Sometimes, we learn to look at an event or a person in a different light. I heard recently that "it isn't a story until something bad happens." The more I have gone over that thought, the more it seems true. We can hear or read a story or see it acted out and as we are wired to do, we immediately assign a 'valence', a weight, to the story as being roughly good or bad. The story of the world war II concentration camps usually gets a "bad" rating and with good reason. The story of recovery from a disease gets a "good" rating.
We have things in our memories that are labeled "good" or "bad". We can look at the story of how we got where we are today as a mixture of positive and negative events and decisions. Sometimes, we learn more or new evidence is uncovered and the label changes. That can be disorienting and painful. If we thought Abraham Lincoln was a hero and we find he did some things that were not good, it can be disconcerting to find our mind and our judgment being revised.
When something tragic or nasty happens, we are often called upon to remember the pain and loss involved. I know that I don't know all the pain and all the loss and I know that even in my own life, I can't stay aware of all the good and all the bad that has happened to me or that I created.

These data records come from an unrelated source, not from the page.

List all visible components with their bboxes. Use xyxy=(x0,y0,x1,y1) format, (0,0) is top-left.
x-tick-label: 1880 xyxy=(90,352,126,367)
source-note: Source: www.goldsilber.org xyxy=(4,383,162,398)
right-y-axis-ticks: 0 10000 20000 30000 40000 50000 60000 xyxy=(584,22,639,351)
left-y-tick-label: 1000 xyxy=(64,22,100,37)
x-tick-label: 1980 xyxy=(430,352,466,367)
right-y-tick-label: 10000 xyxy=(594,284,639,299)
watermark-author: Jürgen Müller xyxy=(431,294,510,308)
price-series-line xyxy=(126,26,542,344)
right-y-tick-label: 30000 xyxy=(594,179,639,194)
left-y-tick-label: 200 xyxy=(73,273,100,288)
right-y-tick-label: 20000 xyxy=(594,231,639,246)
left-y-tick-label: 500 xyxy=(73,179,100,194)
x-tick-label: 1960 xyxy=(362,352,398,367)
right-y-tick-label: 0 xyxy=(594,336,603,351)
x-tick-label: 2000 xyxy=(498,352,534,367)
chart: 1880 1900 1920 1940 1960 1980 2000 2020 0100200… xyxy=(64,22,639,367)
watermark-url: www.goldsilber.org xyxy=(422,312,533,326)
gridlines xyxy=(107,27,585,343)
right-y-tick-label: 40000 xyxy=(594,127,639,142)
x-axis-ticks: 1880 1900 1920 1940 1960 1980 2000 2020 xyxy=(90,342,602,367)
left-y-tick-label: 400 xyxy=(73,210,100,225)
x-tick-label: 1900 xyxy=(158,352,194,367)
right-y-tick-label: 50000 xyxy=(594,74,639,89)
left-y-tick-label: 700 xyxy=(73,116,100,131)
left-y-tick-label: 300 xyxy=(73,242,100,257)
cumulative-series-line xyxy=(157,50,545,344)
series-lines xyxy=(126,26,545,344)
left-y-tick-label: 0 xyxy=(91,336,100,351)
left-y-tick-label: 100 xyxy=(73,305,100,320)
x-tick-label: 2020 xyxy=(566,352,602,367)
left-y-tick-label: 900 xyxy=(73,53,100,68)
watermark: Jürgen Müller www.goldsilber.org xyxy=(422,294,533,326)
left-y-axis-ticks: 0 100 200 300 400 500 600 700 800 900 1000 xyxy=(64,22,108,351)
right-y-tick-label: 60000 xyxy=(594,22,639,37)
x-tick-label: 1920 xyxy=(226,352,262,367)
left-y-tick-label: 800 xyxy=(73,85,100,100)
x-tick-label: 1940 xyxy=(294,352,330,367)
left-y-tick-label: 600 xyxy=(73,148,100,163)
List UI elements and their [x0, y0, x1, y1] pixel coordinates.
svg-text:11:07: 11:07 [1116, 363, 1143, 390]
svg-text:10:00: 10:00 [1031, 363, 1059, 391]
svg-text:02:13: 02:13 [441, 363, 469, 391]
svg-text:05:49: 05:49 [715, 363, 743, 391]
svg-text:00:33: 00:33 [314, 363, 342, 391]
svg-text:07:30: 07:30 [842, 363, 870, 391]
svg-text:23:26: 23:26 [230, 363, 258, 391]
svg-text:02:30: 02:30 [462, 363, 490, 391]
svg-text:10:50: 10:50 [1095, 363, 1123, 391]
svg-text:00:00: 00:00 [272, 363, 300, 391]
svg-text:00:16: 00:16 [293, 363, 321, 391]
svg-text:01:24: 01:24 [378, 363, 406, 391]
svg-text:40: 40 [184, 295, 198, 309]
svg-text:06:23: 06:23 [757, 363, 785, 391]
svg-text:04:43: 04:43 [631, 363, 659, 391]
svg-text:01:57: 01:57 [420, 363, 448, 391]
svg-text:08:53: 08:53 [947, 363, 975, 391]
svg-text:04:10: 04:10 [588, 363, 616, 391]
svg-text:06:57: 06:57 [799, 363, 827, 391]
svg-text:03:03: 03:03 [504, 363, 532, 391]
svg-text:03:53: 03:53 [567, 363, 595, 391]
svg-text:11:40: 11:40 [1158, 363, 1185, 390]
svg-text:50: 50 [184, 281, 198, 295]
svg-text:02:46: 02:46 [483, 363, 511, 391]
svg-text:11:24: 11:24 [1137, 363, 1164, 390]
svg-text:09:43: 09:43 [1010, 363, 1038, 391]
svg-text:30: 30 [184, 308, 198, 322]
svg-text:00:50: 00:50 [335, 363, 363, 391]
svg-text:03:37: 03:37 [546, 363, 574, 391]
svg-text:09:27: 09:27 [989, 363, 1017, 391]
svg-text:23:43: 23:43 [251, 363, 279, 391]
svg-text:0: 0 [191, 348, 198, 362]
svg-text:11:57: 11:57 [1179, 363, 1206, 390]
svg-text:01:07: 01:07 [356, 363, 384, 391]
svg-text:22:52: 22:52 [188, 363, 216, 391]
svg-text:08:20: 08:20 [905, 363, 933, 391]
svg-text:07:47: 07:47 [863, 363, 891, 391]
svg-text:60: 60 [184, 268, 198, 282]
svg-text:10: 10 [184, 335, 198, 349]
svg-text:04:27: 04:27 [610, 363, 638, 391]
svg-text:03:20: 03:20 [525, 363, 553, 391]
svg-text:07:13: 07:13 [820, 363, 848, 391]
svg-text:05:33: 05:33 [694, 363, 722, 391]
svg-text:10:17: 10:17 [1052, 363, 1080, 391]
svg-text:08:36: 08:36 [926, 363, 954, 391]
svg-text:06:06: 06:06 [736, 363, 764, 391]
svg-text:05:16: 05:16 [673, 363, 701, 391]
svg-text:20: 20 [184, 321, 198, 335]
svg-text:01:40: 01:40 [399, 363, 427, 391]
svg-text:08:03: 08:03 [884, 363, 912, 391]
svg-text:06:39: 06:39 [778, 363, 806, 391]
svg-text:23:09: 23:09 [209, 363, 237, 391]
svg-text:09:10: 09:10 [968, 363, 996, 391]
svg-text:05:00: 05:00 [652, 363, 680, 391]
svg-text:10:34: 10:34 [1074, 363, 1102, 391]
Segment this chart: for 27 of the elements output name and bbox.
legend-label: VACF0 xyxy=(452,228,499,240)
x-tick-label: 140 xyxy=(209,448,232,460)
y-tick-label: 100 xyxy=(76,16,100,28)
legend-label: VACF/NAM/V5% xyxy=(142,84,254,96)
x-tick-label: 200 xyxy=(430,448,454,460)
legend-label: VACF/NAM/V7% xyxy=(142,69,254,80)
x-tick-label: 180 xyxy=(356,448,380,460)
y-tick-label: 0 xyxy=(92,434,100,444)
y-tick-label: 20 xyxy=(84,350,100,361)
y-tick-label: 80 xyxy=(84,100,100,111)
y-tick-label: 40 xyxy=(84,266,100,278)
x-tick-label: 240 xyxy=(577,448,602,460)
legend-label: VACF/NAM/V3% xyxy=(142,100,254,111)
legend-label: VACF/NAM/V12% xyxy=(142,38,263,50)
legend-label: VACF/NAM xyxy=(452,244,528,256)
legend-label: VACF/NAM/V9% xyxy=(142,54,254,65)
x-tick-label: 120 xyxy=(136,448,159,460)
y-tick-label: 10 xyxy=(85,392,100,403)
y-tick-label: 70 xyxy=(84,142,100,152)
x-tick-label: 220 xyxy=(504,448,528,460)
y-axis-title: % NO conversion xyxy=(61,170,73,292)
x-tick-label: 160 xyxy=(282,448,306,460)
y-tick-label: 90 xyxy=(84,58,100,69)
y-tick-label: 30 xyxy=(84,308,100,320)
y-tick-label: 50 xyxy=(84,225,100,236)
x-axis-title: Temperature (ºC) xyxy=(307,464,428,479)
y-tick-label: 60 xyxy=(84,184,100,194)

Sometimes, the essence of being aware of myself is said to be improved, if only temporarily by intense concentration on the exact present. At moments when I do that, all my sins, all my mistakes, all my accomplishments, all my triumphs are put aside, shelved, temporarily non-existent. Just because I am not thinking of events in the past does not mean that they didn't exist or that they weren't "good" or "bad". Just because I forget about them doesn't mean their effects are gone or that they didn't matter.
We all have finite and fallible memories and judgments and long biological and personal pasts. The memories, the valences and the judgments all matter, however fleeting and slippery they are.